Вспомнилась музыкальная фраза — несколько нот из сонаты, которую слушал он вчера в кругу приятелей. Приятели не поняли музыки.
— Такое искусство наводит скуку. И на вас тоже, только вы не хотите в этом признаться.
— Возможно, — ответил он.
Как и теперь, он тогда почувствовал себя одиноким, но тут же понял, как обогащает его такое одиночество. Музыка несла ему некую весть — ему одному среди всех этих недалеких людей. Задушевно поверяла она свою тайну, как знак, что подаёт ему звёзда. Через головы стольких людей она говорила с ним на языке, понятном ему одному.
На тротуарах Ривьера толкали. Он думал: «Стоит ли раздражаться? Я — как человек, у которого болен ребёнок; медленно идёт он в толпе и несёт в душе великое безмолвие своего дома».
Ривьер смотрел на людей. Он пытался распознать тех, кто бережно хранит в душе свое открытие или свою любовь. Он думал о том, как одиноки смотрители маяков.
Ривьеру была приятна тишина конторы. Медленно шёл он по комнатам, и его шаги одиноко отдавались в пустом здании. Пишущие машинки спали под чехлами. За сомкнувшимися дверцами огромных шкафов лежали ровные ряды канцелярских папок. Десять лет опыта и труда! Ему представилось: он ходит по подвалам банка, вокруг громоздятся несметные богатства. Он думал о том, что каждая из его ведомостей накопила в себе нечто более ценное, чем золото, — живую силу, хотя и заснувшую, как золото в банковских кладовых.
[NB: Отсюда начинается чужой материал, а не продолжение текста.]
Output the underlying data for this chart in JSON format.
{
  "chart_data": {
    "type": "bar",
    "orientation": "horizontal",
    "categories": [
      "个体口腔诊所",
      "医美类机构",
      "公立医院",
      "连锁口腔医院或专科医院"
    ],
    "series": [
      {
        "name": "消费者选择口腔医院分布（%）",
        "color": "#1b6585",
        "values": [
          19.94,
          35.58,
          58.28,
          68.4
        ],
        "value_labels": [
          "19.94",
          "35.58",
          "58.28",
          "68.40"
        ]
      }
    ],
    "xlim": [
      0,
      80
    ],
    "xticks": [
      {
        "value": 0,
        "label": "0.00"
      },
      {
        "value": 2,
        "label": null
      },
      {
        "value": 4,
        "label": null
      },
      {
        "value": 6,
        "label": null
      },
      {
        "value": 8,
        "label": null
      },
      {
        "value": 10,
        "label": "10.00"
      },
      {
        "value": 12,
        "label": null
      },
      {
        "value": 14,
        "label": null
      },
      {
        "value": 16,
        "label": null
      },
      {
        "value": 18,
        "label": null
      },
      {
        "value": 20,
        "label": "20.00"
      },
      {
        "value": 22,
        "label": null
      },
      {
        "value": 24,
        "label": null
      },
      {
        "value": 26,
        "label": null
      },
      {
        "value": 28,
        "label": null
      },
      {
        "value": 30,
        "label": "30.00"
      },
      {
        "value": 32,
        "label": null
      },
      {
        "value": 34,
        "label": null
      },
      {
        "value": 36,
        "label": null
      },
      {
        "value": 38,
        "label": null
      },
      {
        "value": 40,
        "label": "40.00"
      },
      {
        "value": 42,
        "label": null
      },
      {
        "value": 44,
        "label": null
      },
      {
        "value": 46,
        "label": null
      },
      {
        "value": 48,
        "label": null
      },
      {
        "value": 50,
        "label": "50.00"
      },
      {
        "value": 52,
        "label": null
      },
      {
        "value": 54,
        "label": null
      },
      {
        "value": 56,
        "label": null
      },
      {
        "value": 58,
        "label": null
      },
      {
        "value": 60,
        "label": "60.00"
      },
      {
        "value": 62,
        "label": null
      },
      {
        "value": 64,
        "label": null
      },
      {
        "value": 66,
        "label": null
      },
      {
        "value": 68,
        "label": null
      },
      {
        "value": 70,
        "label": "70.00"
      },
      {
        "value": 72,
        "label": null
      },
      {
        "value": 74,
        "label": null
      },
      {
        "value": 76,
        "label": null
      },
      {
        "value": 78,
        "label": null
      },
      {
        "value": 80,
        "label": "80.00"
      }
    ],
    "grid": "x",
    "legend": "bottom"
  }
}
В одной из комнат он встретит сейчас единственного бодрствующего здесь человека — дежурного секретаря. Тот работает, чтобы продолжалась жизнь, чтобы продолжались усилия человеческой воли, чтобы никогда и нигде, от Тулузы до Буэнос-Айреса, не обрывалась цепь.
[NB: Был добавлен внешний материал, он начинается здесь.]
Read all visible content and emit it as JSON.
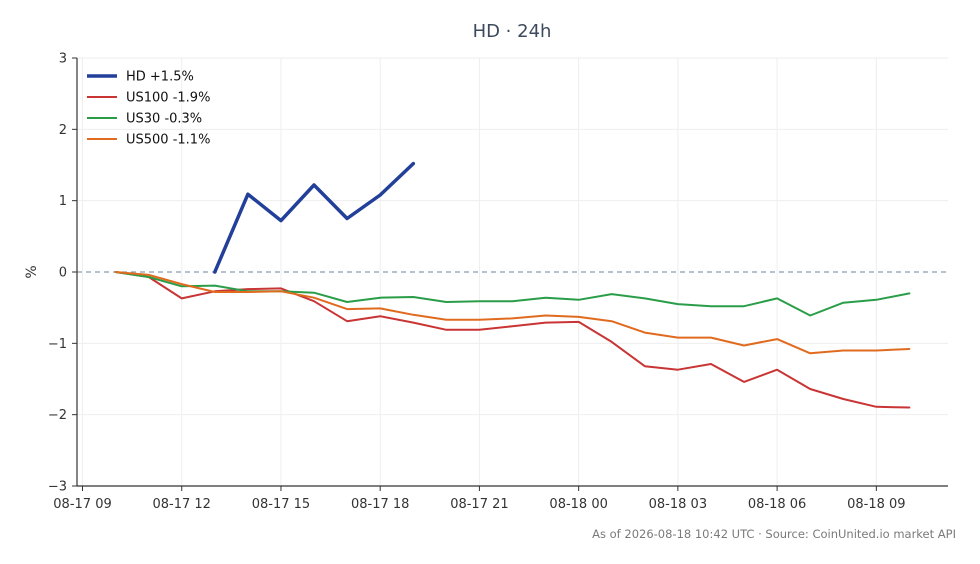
{
  "chart_data": {
    "type": "line",
    "title": "HD · 24h",
    "xlabel": "",
    "ylabel": "%",
    "ylim": [
      -3,
      3
    ],
    "xlim": [
      "2026-08-17 08:50",
      "2026-08-18 11:10"
    ],
    "grid": true,
    "legend": "top-left",
    "zero_line": true,
    "xticks": [
      {
        "label": "08-17 09",
        "t": "2026-08-17 09:00"
      },
      {
        "label": "08-17 12",
        "t": "2026-08-17 12:00"
      },
      {
        "label": "08-17 15",
        "t": "2026-08-17 15:00"
      },
      {
        "label": "08-17 18",
        "t": "2026-08-17 18:00"
      },
      {
        "label": "08-17 21",
        "t": "2026-08-17 21:00"
      },
      {
        "label": "08-18 00",
        "t": "2026-08-18 00:00"
      },
      {
        "label": "08-18 03",
        "t": "2026-08-18 03:00"
      },
      {
        "label": "08-18 06",
        "t": "2026-08-18 06:00"
      },
      {
        "label": "08-18 09",
        "t": "2026-08-18 09:00"
      }
    ],
    "yticks": [
      {
        "label": "3",
        "v": 3
      },
      {
        "label": "2",
        "v": 2
      },
      {
        "label": "1",
        "v": 1
      },
      {
        "label": "0",
        "v": 0
      },
      {
        "label": "−1",
        "v": -1
      },
      {
        "label": "−2",
        "v": -2
      },
      {
        "label": "−3",
        "v": -3
      }
    ],
    "series": [
      {
        "name": "HD +1.5%",
        "color": "#223f99",
        "width": 3.5,
        "x": [
          "2026-08-17 13:00",
          "2026-08-17 14:00",
          "2026-08-17 15:00",
          "2026-08-17 16:00",
          "2026-08-17 17:00",
          "2026-08-17 18:00",
          "2026-08-17 19:00"
        ],
        "y": [
          0.0,
          1.09,
          0.72,
          1.22,
          0.75,
          1.08,
          1.52
        ]
      },
      {
        "name": "US100 -1.9%",
        "color": "#c93434",
        "width": 2,
        "x": [
          "2026-08-17 10:00",
          "2026-08-17 11:00",
          "2026-08-17 12:00",
          "2026-08-17 13:00",
          "2026-08-17 14:00",
          "2026-08-17 15:00",
          "2026-08-17 16:00",
          "2026-08-17 17:00",
          "2026-08-17 18:00",
          "2026-08-17 19:00",
          "2026-08-17 20:00",
          "2026-08-17 21:00",
          "2026-08-17 22:00",
          "2026-08-17 23:00",
          "2026-08-18 00:00",
          "2026-08-18 01:00",
          "2026-08-18 02:00",
          "2026-08-18 03:00",
          "2026-08-18 04:00",
          "2026-08-18 05:00",
          "2026-08-18 06:00",
          "2026-08-18 07:00",
          "2026-08-18 08:00",
          "2026-08-18 09:00",
          "2026-08-18 10:00"
        ],
        "y": [
          0.0,
          -0.07,
          -0.37,
          -0.27,
          -0.24,
          -0.23,
          -0.41,
          -0.69,
          -0.62,
          -0.71,
          -0.81,
          -0.81,
          -0.76,
          -0.71,
          -0.7,
          -0.98,
          -1.32,
          -1.37,
          -1.29,
          -1.54,
          -1.37,
          -1.64,
          -1.78,
          -1.89,
          -1.9
        ]
      },
      {
        "name": "US30 -0.3%",
        "color": "#2a9d48",
        "width": 2,
        "x": [
          "2026-08-17 10:00",
          "2026-08-17 11:00",
          "2026-08-17 12:00",
          "2026-08-17 13:00",
          "2026-08-17 14:00",
          "2026-08-17 15:00",
          "2026-08-17 16:00",
          "2026-08-17 17:00",
          "2026-08-17 18:00",
          "2026-08-17 19:00",
          "2026-08-17 20:00",
          "2026-08-17 21:00",
          "2026-08-17 22:00",
          "2026-08-17 23:00",
          "2026-08-18 00:00",
          "2026-08-18 01:00",
          "2026-08-18 02:00",
          "2026-08-18 03:00",
          "2026-08-18 04:00",
          "2026-08-18 05:00",
          "2026-08-18 06:00",
          "2026-08-18 07:00",
          "2026-08-18 08:00",
          "2026-08-18 09:00",
          "2026-08-18 10:00"
        ],
        "y": [
          0.0,
          -0.07,
          -0.2,
          -0.19,
          -0.27,
          -0.27,
          -0.29,
          -0.42,
          -0.36,
          -0.35,
          -0.42,
          -0.41,
          -0.41,
          -0.36,
          -0.39,
          -0.31,
          -0.37,
          -0.45,
          -0.48,
          -0.48,
          -0.37,
          -0.61,
          -0.43,
          -0.39,
          -0.3
        ]
      },
      {
        "name": "US500 -1.1%",
        "color": "#e06b1f",
        "width": 2,
        "x": [
          "2026-08-17 10:00",
          "2026-08-17 11:00",
          "2026-08-17 12:00",
          "2026-08-17 13:00",
          "2026-08-17 14:00",
          "2026-08-17 15:00",
          "2026-08-17 16:00",
          "2026-08-17 17:00",
          "2026-08-17 18:00",
          "2026-08-17 19:00",
          "2026-08-17 20:00",
          "2026-08-17 21:00",
          "2026-08-17 22:00",
          "2026-08-17 23:00",
          "2026-08-18 00:00",
          "2026-08-18 01:00",
          "2026-08-18 02:00",
          "2026-08-18 03:00",
          "2026-08-18 04:00",
          "2026-08-18 05:00",
          "2026-08-18 06:00",
          "2026-08-18 07:00",
          "2026-08-18 08:00",
          "2026-08-18 09:00",
          "2026-08-18 10:00"
        ],
        "y": [
          0.0,
          -0.04,
          -0.17,
          -0.28,
          -0.28,
          -0.27,
          -0.36,
          -0.52,
          -0.51,
          -0.6,
          -0.67,
          -0.67,
          -0.65,
          -0.61,
          -0.63,
          -0.69,
          -0.85,
          -0.92,
          -0.92,
          -1.03,
          -0.94,
          -1.14,
          -1.1,
          -1.1,
          -1.08
        ]
      }
    ]
  },
  "footer": {
    "note": "As of 2026-08-18 10:42 UTC · Source: CoinUnited.io market API"
  }
}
«И человек этот даже не догадывается о собственном величии.»
Где-то ведут сейчас борьбу почтовые самолёты. Ночной полёт тянется долго, словно болезнь. Возле самолёта надо дежурить, как у постели больного. Необходимо помогать людям, которые руками, коленями, грудью встречают ночной мрак, бьются с ним лицом к лицу и для которых не существует — во всём мире не существует ничего, кроме зыбких невидимых стихий. Силой собственных рук, вслепую, должны они вырвать себя из этих стихий, точно из морской пучины. Как страшно может прозвучать иногда признание: «Чтоб разглядеть свои руки, мне пришлось их осветить…» В красном свете выступает лишь бархат рук, словно брошенных в ванночку с проявителем. Это всё, что остаётся от вселенной, и это необходимо спасти.
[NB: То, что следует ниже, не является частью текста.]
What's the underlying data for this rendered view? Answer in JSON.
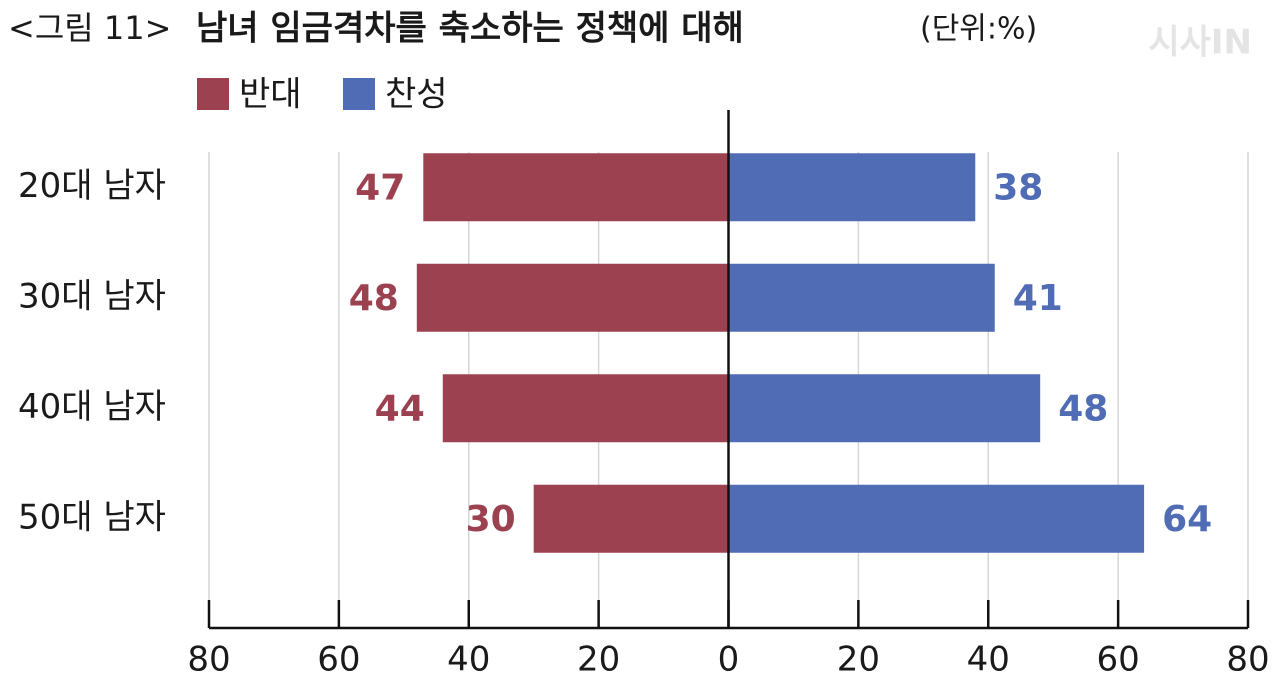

Ривьер толкнул дверь, ведущую в отдел эксплуатации. Отбрасывая в угол светлое пятно, в комнате горела единственная лампочка. Стрекотанье пишущей машинки придавало тишине какой-то особый смысл, но не нарушало её. Время от времени трепетал в воздухе телефонный звонок; дежурный секретарь вставал со своего места и шёл навстречу этому зову, настойчивому и грустному. Он снимал трубку, и неясная тревога исчезала; в затканном тенью углу начинался тихий разговор. Потом человек бесстрастно возвращался к столу; выражение сонливого одиночества, застывшее на его лице, скрывало неведомую тайну. В часы, когда два почтовых находятся в полёте, каждый призыв, идущий оттуда, снаружи, из ночи, несёт в себе угрозу. Ривьер подумал о телеграмме, которая внезапно обрушивается на сидящую вокруг лампы семью, когда в течение нескольких бесконечно долгих секунд лицо отца, прочитавшего телеграмму, ещё не выдаёт своей страшной тайны. Лишь пробегает по лицу лёгкая волна — такая спокойная, не похожая на крик о помощи… И каждый раз в приглушённом телефонном звонке Ривьеру слышалось глухое эхо этого крика. Одиночество замедляло движение дежурного, делало его похожим на пловца, который барахтается в волнах. Когда он возвращался из тёмного угла к своей лампе, казалось, что пловец вынырнул из глубин, и каждый раз в движениях человека Ривьеру чудилась давящая тяжесть тайны.